# Seismic 110 paradigm



## The Mutant (Jun 29, 2013)

Anyone know abt this sub, i hav a small room , i need 2 subs my choices are paradigm ,sw112 klipsch, EQ max velodyne. Plz i dnt want advise abt svs


----------



## Peter Loeser (Aug 11, 2012)

There is quite a price difference between the Paradigm and Klipsch/Velodyne subs you have listed. Even more so if you're considering a pair. Paradigm makes some excellent subs, but as much as I hate to say it, for the price of a pair of the Seismic 110, you could probably get better performance. If I were going to drop over $3k on Paradigm subs, I'd personally go for a single SUB 15, especially if you say you have a small room.

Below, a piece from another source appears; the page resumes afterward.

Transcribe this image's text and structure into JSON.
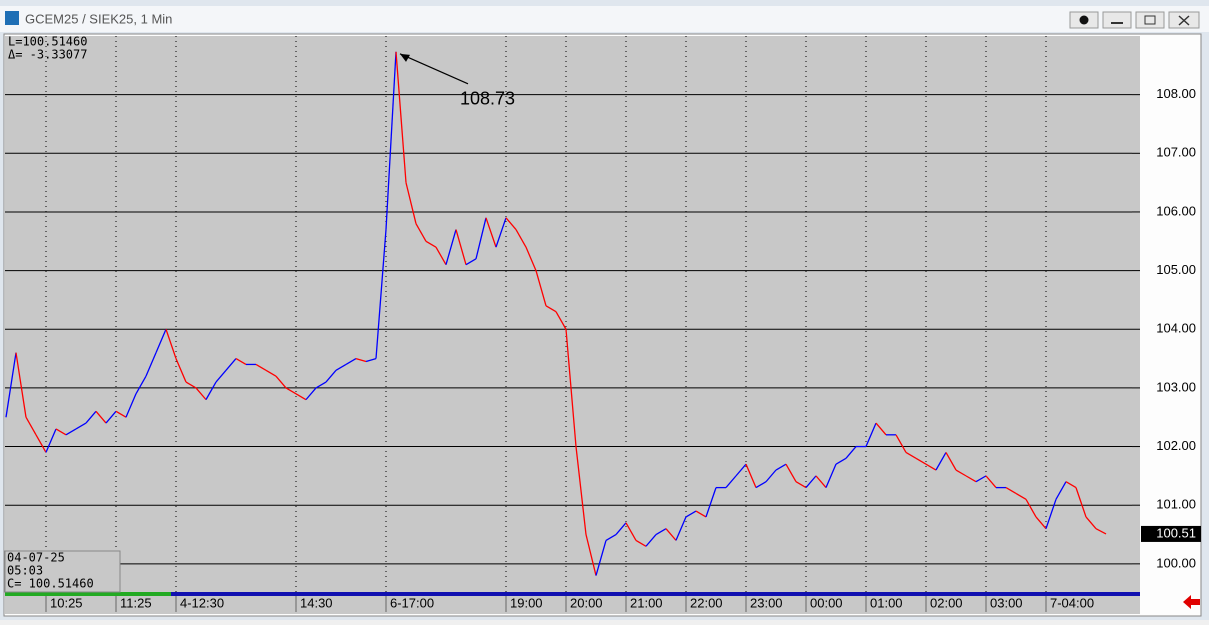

Why are you not interested in SVS? Have you considered Rythmik, HSU, BIC, Power Sound Audio, Axiom, Kreisel, Atlantic Technology? What is your budget?


----------



## ewardjr69 (Feb 25, 2013)

I would also consider the Seaton Submersive. I own one at it is phenomenal. Just putting options out there


----------



## The Mutant (Jun 29, 2013)

To be honest in my country its hard to get Svs, HSU the only thing thats available is klipsch, velodyne, paradigm and other brands. Im in South Africa by the way


----------



## Peter Loeser (Aug 11, 2012)

The Mutant said:


> To be honest in my country its hard to get Svs, HSU the only thing thats available is klipsch, velodyne, paradigm and other brands. Im in South Africa by the way


I see, that makes sense. Of the brands you have mentioned I think you would be very pleased with pretty much anything from Paradigm.


----------